> I want to know the average life of tents that people really use
> at Burning Man.
I'll be surprised to find that there's a consensus on what that life is, on average. People have mentioned the variables: wind, dust, wind, windbreaks, dust storms, wind, sun, alkali playa powder.
Louise and I have been going for 15 years now, and we've had four tents. A smaller 2 or 3 person tent that just wasn't big enough. A Sierra Designs Mondo 5 dome tent that was big enough but not sturdy enough - it used to slap us in the face when dust storms came up at night. A Moss Armadillo tent that was excellent, but after many years of use succumbed to fabric and zipper rot. An REI tent that leaked too much dust. An MSR Wind 4 Expedition Tent which didn't give enough headroom. Our current tent is a Springbar, but it's only been out there twice.
So with two of the tents, we stopped using them not because they failed structurally but because they weren't big enough or sturdy enough.
Moss bought Armadillo and Walrus, but they went out of business about 10 years ago. MSR bought the Moss inventory, but MSR was bought out by Cascade Designs. There are no replacement parts for our Armadillo, but we still keep it as a back up tent for less strenuous camping than BM.
WARNING: this gets long.
I have two theories on stuff for Burning Man: One is to buy cheap crap and replace it as it gets worn out. Two is to buy very good stuff that lasts a long time. I apply number two to tents, as I find it very aggravating to have a tent fail. It's even more aggravating to have it fail about four in the morning in a dust storm and then have it start raining (2000). So we buy very good tents that we expect to have last through the entire event. Then we bring them home, hand wash them, and lubricate the zippers. The sun and the playa powder are very destructive to fabrics, and the playa powder really jams zippers.

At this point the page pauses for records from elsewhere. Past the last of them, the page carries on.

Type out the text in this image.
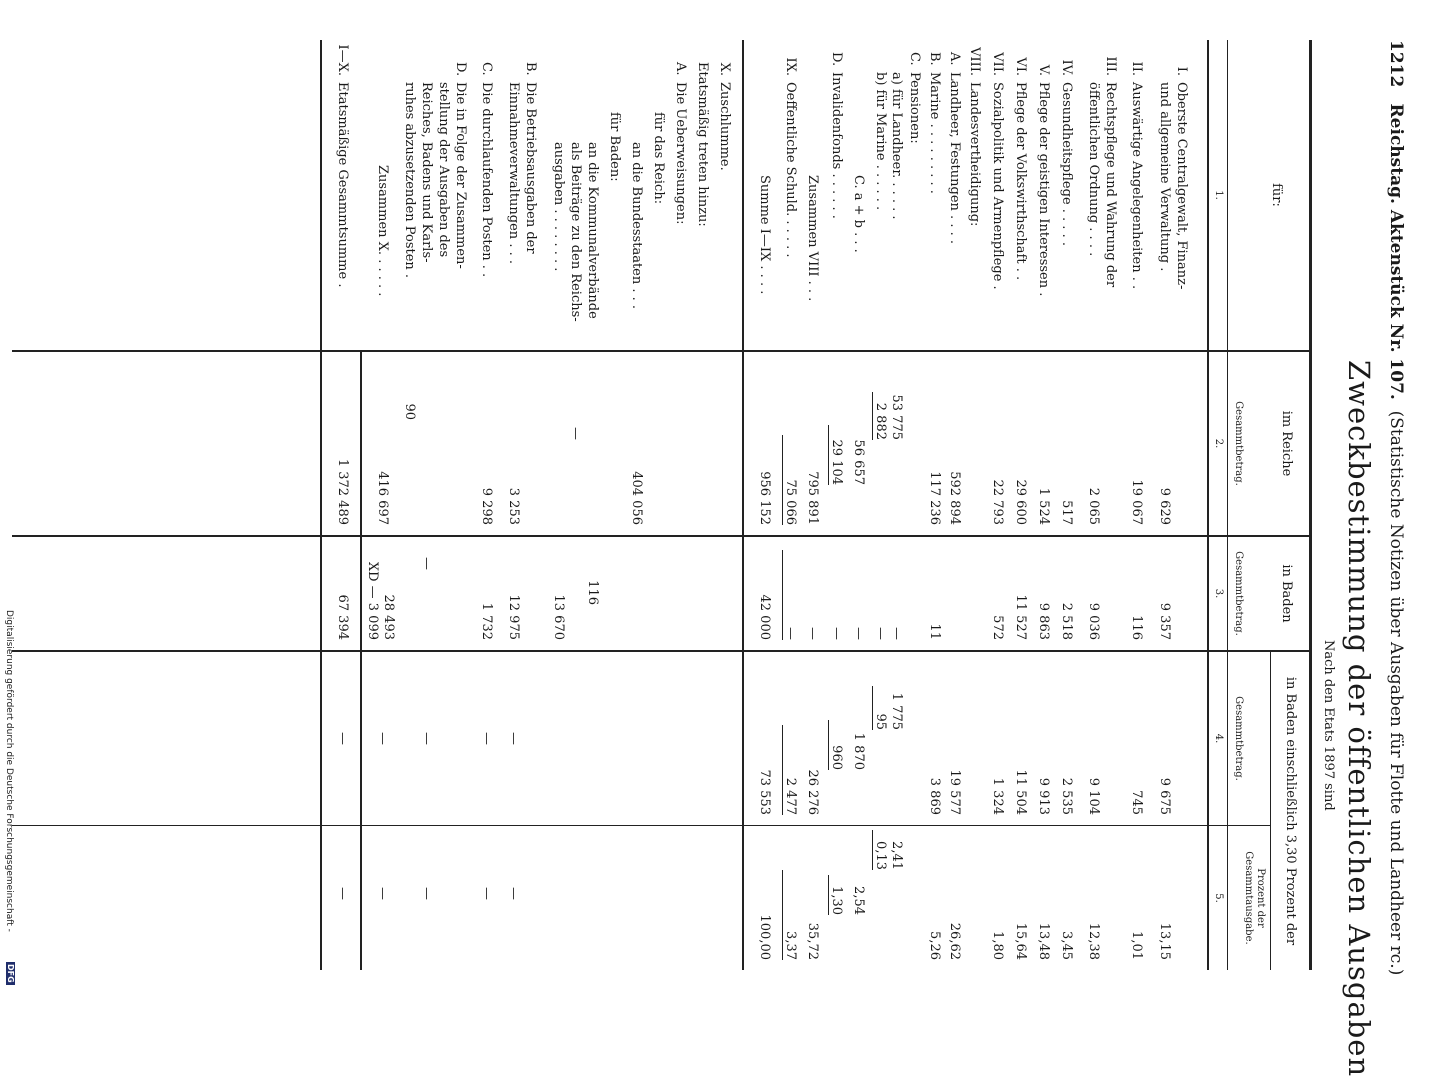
1212   Reichstag. Aktenstück Nr. 107.  (Statistische Notizen über Ausgaben für Flotte und Landheer rc.)
Zweckbestimmung der öffentlichen Ausgaben
Nach den Etats 1897 sind
für:
1.
im Reiche
Gesammtbetrag.
2.
in Baden
Gesammtbetrag.
3.
in Baden einschließlich 3,30 Prozent der
Gesammtbetrag.
4.
Prozent der
Gesammtausgabe.
5.
I.
Oberste Centralgewalt, Finanz-
und allgemeine Verwaltung .
9 629
9 357
9 675
13,15
II.
Auswärtige Angelegenheiten . .
19 067
116
745
1,01
III.
Rechtspflege und Wahrung der
öffentlichen Ordnung . . . .
2 065
9 036
9 104
12,38
IV.
Gesundheitspflege . . . . .
517
2 518
2 535
3,45
V.
Pflege der geistigen Interessen .
1 524
9 863
9 913
13,48
VI.
Pflege der Volkswirthschaft . .
29 600
11 527
11 504
15,64
VII.
Sozialpolitik und Armenpflege .
22 793
572
1 324
1,80
VIII.
Landesvertheidigung:
A.
Landheer, Festungen . . . .
592 894
19 577
26,62
B.
Marine . . . . . . . . .
117 236
11
3 869
5,26
C.
Pensionen:
a) für Landheer. . . . . .
53 775
—
1 775
2,41
b) für Marine . . . . . .
2 882
—
95
0,13
C. a + b . . .
56 657
—
1 870
2,54
D.
Invalidenfonds . . . . . .
29 104
—
960
1,30
Zusammen VIII . . .
795 891
—
26 276
35,72
IX.
Oeffentliche Schuld. . . . . .
75 066
—
2 477
3,37
Summe I—IX . . . .
956 152
42 000
73 553
100,00
X.
Zuschlumme.
Etatsmäßig treten hinzu:
A.
Die Ueberweisungen:
für das Reich:
an die Bundesstaaten . . .
404 056
für Baden:
an die Kommunalverbände
als Beiträge zu den Reichs-
ausgaben . . . . . . . .
—
116
13 670
B.
Die Betriebsausgaben der
Einnahmeverwaltungen . . .
3 253
12 975
—
—
C.
Die durchlaufenden Posten . .
9 298
1 732
—
—
D.
Die in Folge der Zusammen-
stellung der Ausgaben des
Reiches, Badens und Karls-
ruhes abzusetzenden Posten .
90
—
—
—
Zusammen X. . . . . .
416 697
28 493
XD — 3 099
—
—
I—X.
Etatsmäßige Gesammtsumme .
1 372 489
67 394
—
—
Digitalisierung gefördert durch die Deutsche Forschungsgemeinschaft -
DFG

Other people go with number one and buy cheap tents, finding they last for years. I have no explanation for this; I have photos of many tents that not only suffered broken poles but consequent puncture of the tent by the broken end. Shrug - there's no accounting for luck at Burning Man.
I understand the interest in finding out this information, but my experience is that there is no substitute for your own experience. You'll need to go out there and see what works for you in terms of a tent. I'm unwilling to have a 3-person tent because I have flexibility problems. I really need full standing headroom, and the Mondo 5 dome tent gave it, and the Springbar gives it. I'm unwilling to have a less sturdy tent - the Mondo 5 is a five-person dome, but it had only three poles, and that wasn't enough at BM.
My suggestion for you is to buy two different cheap tents. Use one and see how it works for you. If it lasts all week, great. Next year, use the other tent and see if it works better. But have both tents there in case one fails. If they don't work, buy a third different cheap one or pay more for a better one and see how that fits your needs. Among the variables are what you really need for camping at Burning Man, and my needs are certain to be different from yours.
Everybody tells you what works for you and expects it to work just as well for you as it does for them. This is often not the case.